Breastfeeding made bonding with my daughter harder. In the early days, it kept us together, literally. We would both fall asleep on the loveseat, her head propped on her pink nursing pillow while I dipped in and out of conscious, only waking when my head slammed against our air condition. But as time went on it began destroying me and destroying us. It took away my desire to hold her and reduced it to a chore — a rote and resentful behavior.
I felt guilty leaving the house, fearful she might wake from her nap early and need a feeding or simply soft pink pacifier to suckle herself back to sleep. And whether it was the 60 minute sleep sessions or the undiagnosed PPD, I felt trapped.

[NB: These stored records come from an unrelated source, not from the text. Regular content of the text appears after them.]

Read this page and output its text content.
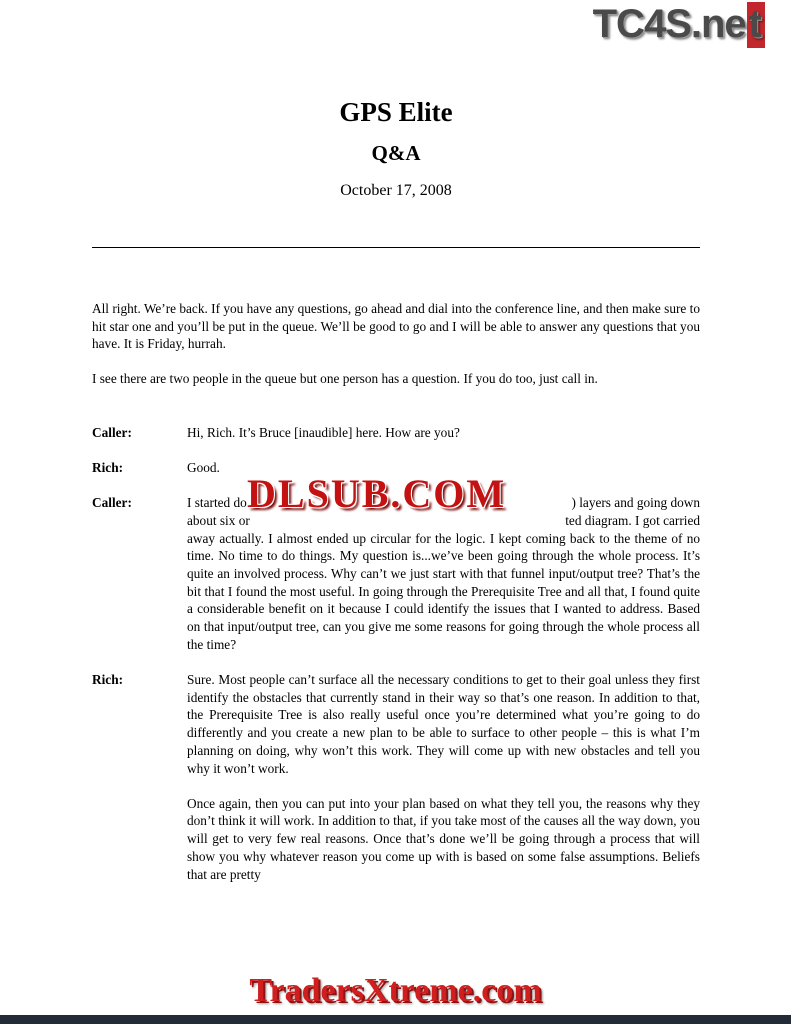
TC4S.net
GPS Elite
Q&A
October 17, 2008

All right. We’re back. If you have any questions, go ahead and dial into the conference line, and then make sure to hit star one and you’ll be put in the queue. We’ll be good to go and I will be able to answer any questions that you have. It is Friday, hurrah.

I see there are two people in the queue but one person has a question. If you do too, just call in.

Caller:	Hi, Rich. It’s Bruce [inaudible] here. How are you?
Rich:	Good.
Caller:	I started do	) layers and going down
about six or	ted diagram. I got carried
away actually. I almost ended up circular for the logic. I kept coming back to the theme of no time. No time to do things. My question is...we’ve been going through the whole process. It’s quite an involved process. Why can’t we just start with that funnel input/output tree? That’s the bit that I found the most useful. In going through the Prerequisite Tree and all that, I found quite a considerable benefit on it because I could identify the issues that I wanted to address. Based on that input/output tree, can you give me some reasons for going through the whole process all the time?
DLSUB.COM
Rich:	Sure. Most people can’t surface all the necessary conditions to get to their goal unless they first identify the obstacles that currently stand in their way so that’s one reason. In addition to that, the Prerequisite Tree is also really useful once you’re determined what you’re going to do differently and you create a new plan to be able to surface to other people – this is what I’m planning on doing, why won’t this work. They will come up with new obstacles and tell you why it won’t work.
Once again, then you can put into your plan based on what they tell you, the reasons why they don’t think it will work. In addition to that, if you take most of the causes all the way down, you will get to very few real reasons. Once that’s done we’ll be going through a process that will show you why whatever reason you come up with is based on some false assumptions. Beliefs that are pretty
TradersXtreme.com
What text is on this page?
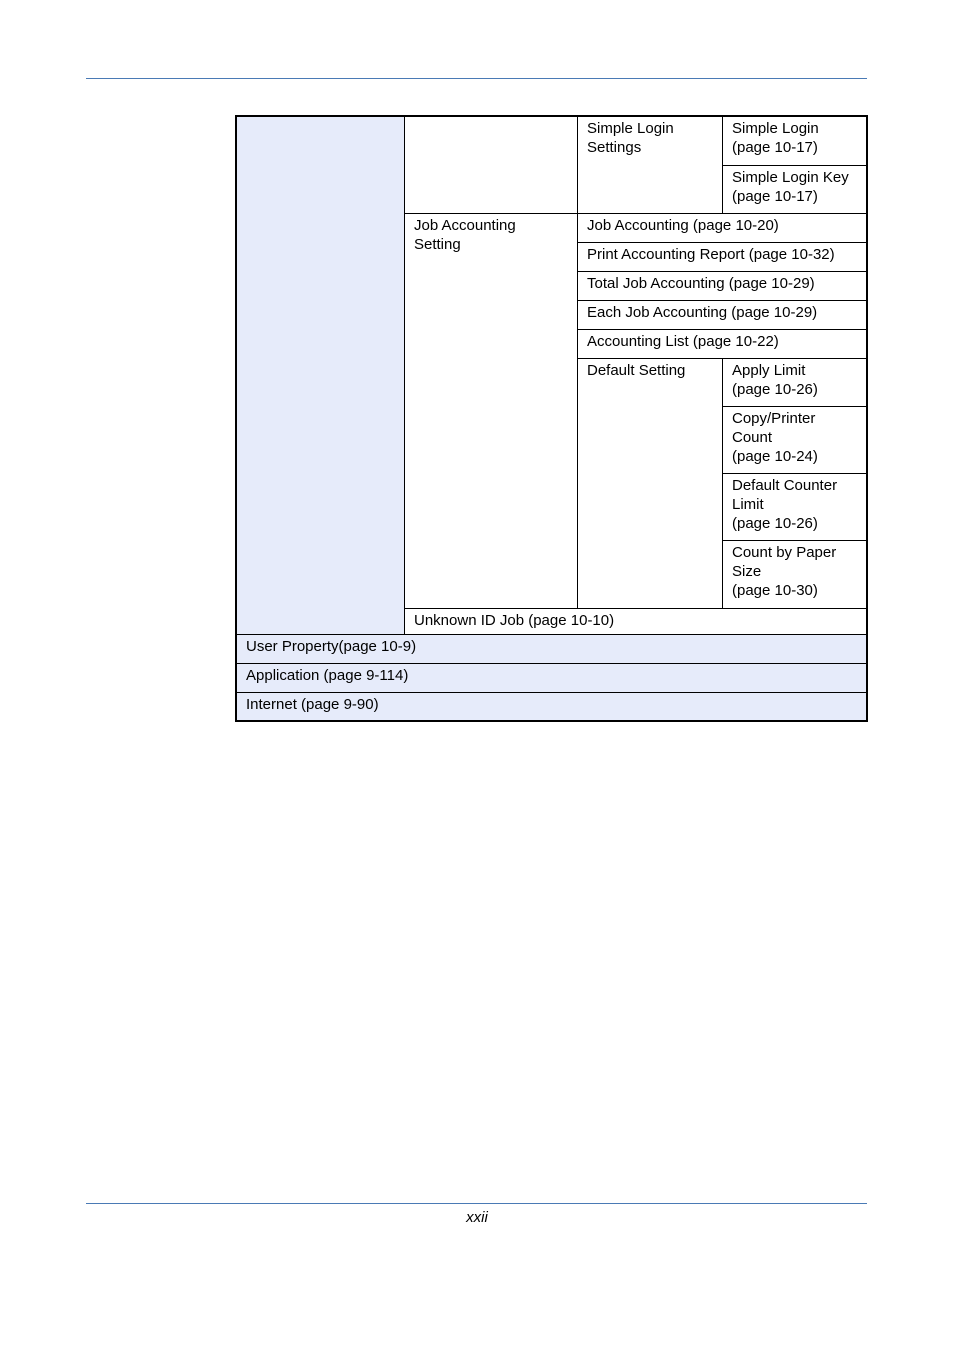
Simple Login
Settings
Simple Login
(page 10-17)
Simple Login Key
(page 10-17)
Job Accounting
Setting
Job Accounting (page 10-20)
Print Accounting Report (page 10-32)
Total Job Accounting (page 10-29)
Each Job Accounting (page 10-29)
Accounting List (page 10-22)
Default Setting	Apply Limit
(page 10-26)
Copy/Printer
Count
(page 10-24)
Default Counter
Limit
(page 10-26)
Count by Paper
Size
(page 10-30)
Unknown ID Job (page 10-10)
User Property(page 10-9)
Application (page 9-114)
Internet (page 9-90)
xxii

Instead of feeling like mother and daughter, I felt like nothing more than Amelia’s “boob bitch,” for nine months.
Breastfeeding is difficult, damn difficult. It alters every thought you have, and everything you do. You live in constant fear you are not be producing enough milk because, last time I checked, tits aren’t marked in one ounce increments. (I remember being especially concerned when my daughter would feed for an hour straight while other parents told me their child takes each breast for seven or eight minutes at a time.) There is the guilt that you are doing it wrong, though what “it” is I don’t know. And then there is the exhaustion, the complete collapse of your physical being. Breastfeeding fatigues the body in a way you never thought possible. You are always full yet empty; your body hungry and writhing. Your nipples are sore, your breasts engorged, and your body is still not your own.
If I could go back and change one thing about the “early days” it would be the breastfeeding. Don’t get me wrong, there were things I loved about breastfeeding and, I think, I still would have done it, but I would have stopped sooner. I would have stopped when holding Amelia felt like a burden. I would have stopped when doctors prescribed me antidepressants and I stopped taking them for fear of fucking her up — so instead she got a mentally unstable mother and a few ounces of untainted goods. I would have stopped when I started to lose my mind.
And while the breast may in some ways “be best,” it certainly isn’t “the tits.”